Kadıköy’de geçirdiğimiz vakitleri toplasak, bölsek, çıkartsak geriye ne kalır? Dillendirecek, dinmez meselelerimizin olması, köşe başında bir çiçek daha satmak için ağız patlatan güzelim çingenenin ve vapura yetişmek için tabanları yağlayıp koşan insanların, onlara çarpmamak için ihtiyat ve gayretle önlerine bakmak dışında her yönü kontrol etmek zorunda kalan ayağındaki topuklarla gayet de buyurgan kadınların umurunda olma ihtimali neydi?
Sahi, Kadıköy’de yürüyüp giderken, oturup kalkarken kim kimin umurunda ya da farkındaydı Sulhi Ceylan? Bunu çokça düşünmüş olduğunu biliyoruz. Ancak bu suali çok da dert etmeyen Mükerrem Mete, “Buralarını iyi bilirim.” derken sen çok şaşırmıştın, gözümden kaçmadı. Aslında daha çok hayretle eğilmiştin Mükerrem’in “Kadıköy’ü bilirim” sözüne. Daha sonra Mükerrem’den “zamanında buralar şöyleydi, öteler böyleydi, şuracıkta misket yuvarlardık, beriden gelen yoğurtçular bakraçlarını sırtlarında taşırken dökmemeye gayret ederlerdi, elma şekeri ısırırdık aha da burada, şu mephisto yok mu mephisto işte onun önünde cicibicici olurdu, yerdik gün aşırı, şerbeti olmasa pek yenecek bir şey değil fakat çok güzel bir tatlıydı” gibisinden geçmiş zaman anlatıları, masalları dinlemek istediğini de temaşa ettim.
Bu esnada Davut Bayraklı belki de kaleme alacağı yeni yazılar için gözlem yapıyordu.
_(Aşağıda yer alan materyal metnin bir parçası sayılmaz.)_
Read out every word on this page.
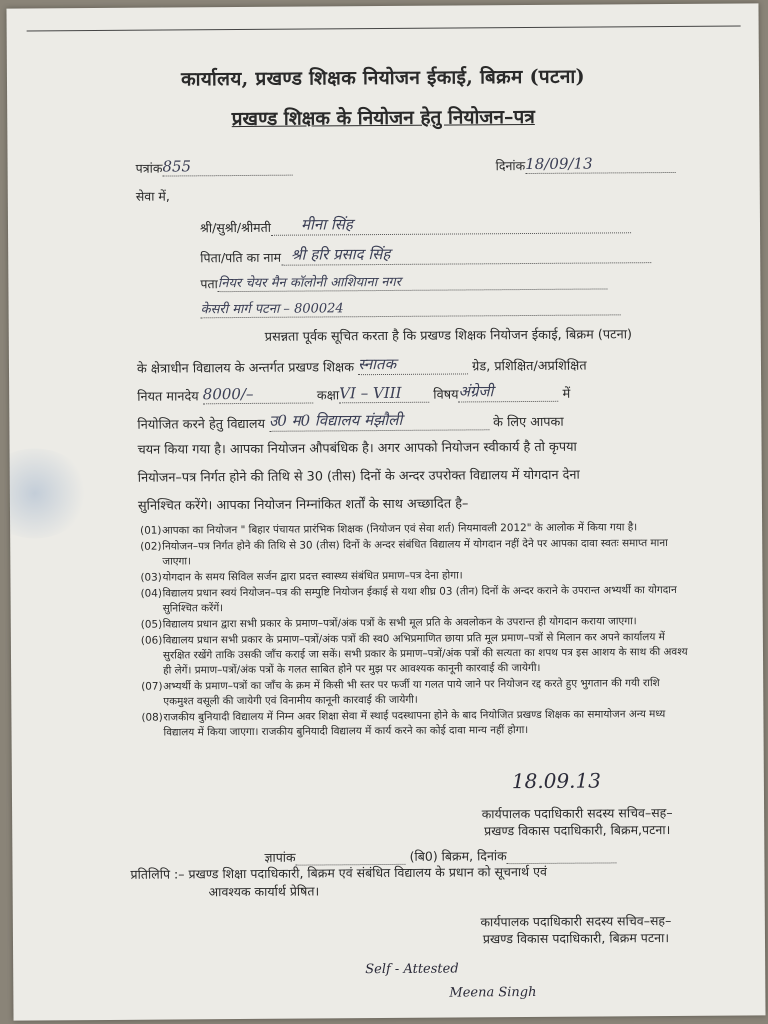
कार्यालय, प्रखण्ड शिक्षक नियोजन ईकाई, बिक्रम (पटना)
प्रखण्ड शिक्षक के नियोजन हेतु नियोजन–पत्र
पत्रांक855	दिनांक18/09/13
सेवा में,
श्री/सुश्री/श्रीमती मीना सिंह
पिता/पति का नाम श्री हरि प्रसाद सिंह
पतानियर चेयर मैन कॉलोनी आशियाना नगर
केसरी मार्ग पटना – 800024
प्रसन्नता पूर्वक सूचित करता है कि प्रखण्ड शिक्षक नियोजन ईकाई, बिक्रम (पटना)
के क्षेत्राधीन विद्यालय के अन्तर्गत प्रखण्ड शिक्षक स्नातक	ग्रेड, प्रशिक्षित/अप्रशिक्षित
नियत मानदेय 8000/–	कक्षाVI – VIII विषयअंग्रेजी	में
नियोजित करने हेतु विद्यालय उ0 म0 विद्यालय मंझौली	के लिए आपका
चयन किया गया है। आपका नियोजन औपबंधिक है। अगर आपको नियोजन स्वीकार्य है तो कृपया
नियोजन–पत्र निर्गत होने की तिथि से 30 (तीस) दिनों के अन्दर उपरोक्त विद्यालय में योगदान देना
सुनिश्चित करेंगे। आपका नियोजन निम्नांकित शर्तों के साथ अच्छादित है–
(01) आपका का नियोजन " बिहार पंचायत प्रारंभिक शिक्षक (नियोजन एवं सेवा शर्त) नियमावली 2012" के आलोक में किया गया है।
(02) नियोजन–पत्र निर्गत होने की तिथि से 30 (तीस) दिनों के अन्दर संबंधित विद्यालय में योगदान नहीं देने पर आपका दावा स्वतः समाप्त माना जाएगा।
(03) योगदान के समय सिविल सर्जन द्वारा प्रदत्त स्वास्थ्य संबंधित प्रमाण–पत्र देना होगा।
(04) विद्यालय प्रधान स्वयं नियोजन–पत्र की सम्पुष्टि नियोजन ईकाई से यथा शीघ्र 03 (तीन) दिनों के अन्दर कराने के उपरान्त अभ्यर्थी का योगदान सुनिश्चित करेंगें।
(05) विद्यालय प्रधान द्वारा सभी प्रकार के प्रमाण–पत्रों/अंक पत्रों के सभी मूल प्रति के अवलोकन के उपरान्त ही योगदान कराया जाएगा।
(06) विद्यालय प्रधान सभी प्रकार के प्रमाण–पत्रों/अंक पत्रों की स्व0 अभिप्रमाणित छाया प्रति मूल प्रमाण–पत्रों से मिलान कर अपने कार्यालय में सुरक्षित रखेंगे ताकि उसकी जाँच कराई जा सकें। सभी प्रकार के प्रमाण–पत्रों/अंक पत्रों की सत्यता का शपथ पत्र इस आशय के साथ की अवश्य ही लेगें। प्रमाण–पत्रों/अंक पत्रों के गलत साबित होने पर मुझ पर आवश्यक कानूनी कारवाई की जायेगी।
(07) अभ्यर्थी के प्रमाण–पत्रों का जाँच के क्रम में किसी भी स्तर पर फर्जी या गलत पाये जाने पर नियोजन रद्द करते हुए भुगतान की गयी राशि एकमुश्त वसूली की जायेगी एवं विनामीय कानूनी कारवाई की जायेगी।
(08) राजकीय बुनियादी विद्यालय में निम्न अवर शिक्षा सेवा में स्थाई पदस्थापना होने के बाद नियोजित प्रखण्ड शिक्षक का समायोजन अन्य मध्य विद्यालय में किया जाएगा। राजकीय बुनियादी विद्यालय में कार्य करने का कोई दावा मान्य नहीं होगा।
18.09.13
कार्यपालक पदाधिकारी सदस्य सचिव–सह–
प्रखण्ड विकास पदाधिकारी, बिक्रम,पटना।
ज्ञापांक	(बि0) बिक्रम, दिनांक
प्रतिलिपि :– प्रखण्ड शिक्षा पदाधिकारी, बिक्रम एवं संबंधित विद्यालय के प्रधान को सूचनार्थ एवं
आवश्यक कार्यार्थ प्रेषित।
कार्यपालक पदाधिकारी सदस्य सचिव–सह–
प्रखण्ड विकास पदाधिकारी, बिक्रम पटना।
Self - Attested
Meena Singh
Onun içinde güzelim çingenenin sesi yankılanıyordu, vapurun peşi sıra kanat vuran kuşların seslerini bölen bir sesti çünkü o. Mehmet Erikli ise nerden baksan yirmi yıl yemiş bir mahkûm gibi ağır aksak yürüyüşüyle aynı şeyi tekrarlıyordu: “Yemeği nerde yiyeceğiz?” “Pilav” dedi Sulhi Ceylan, “Olmaz” dedi Erikli. Neymiş efendim karınlar kazınmışmışmış da şimdi pilav yenirse midede beton gibi kalıverirmiş. Pilavdan dönenin kaşığı kırılmadı fakat bize göre kitaptan dönenin kalemi kırılırdı. İşte bu yüzden kitapların tozuna yüz sürmek üzere Artemis Sahaf’a doğru seğirttik. Yemek mi? İşte “Kitap” sözcüğünü işiten kulaklar bir süreliğine karınlarının gurultusunu unutmuş gibi yaptılar. Fakat bu sadece bir tiyatroydu. Yoksa kitap dendi miydi, açlık maçlık vız gelir arkadaş, erteleriz iştahımızı asarız keseriz lafları sadece laftır. Bu bilinir, ne yazık ki saklanır birçoğunun cebinde, görmesin, bilmesin başkaları diye.
Kitaplar alınmış, yemekler yenmişti. Geriye hasbihal edilecek, çay, kahve, özellikle filtre kahve içilecek bir yer lâzımdı. Neresi diye sormayın canım. Biliyorsunuz işte. Edebifikir ekibi Kadıköy’de bir araya gelir de Yokuş’a uğramaz mı? İşte filtre kahveler, ikinci, üçüncü ve dördüncü yenici fikirler, Turgutlar, Sezailer, Pinpong Masaları, kediler, Niçe’ler, Heidegger’ler filan burada konuşuldu. Her birinin aklına bir yığın soru takıldı. Cevapsız yaşayabilen fakat soru sormadan düşünemeyen bir ekip olarak soru işaretli duraklamaların insan zihnini harekete geçiren müthiş bir ivmesi olduğunu kabul etmiş, kahvelerin bitmesiyle, çayların bayatlamasıyla birlikte evlere dağılacaktı. Yoksa soruları bittiği için değil. Meselelerini henüz dillendirmeye başlamışken bir de… Dört yoldaş dört ayrı Kadıköy’de yürürken ertesi günün şimdiki zamandan başka olmasını temenni ettiler mi? Bilmiyoruz. Ah Kadıköy! Uslan ve dindir bunları da!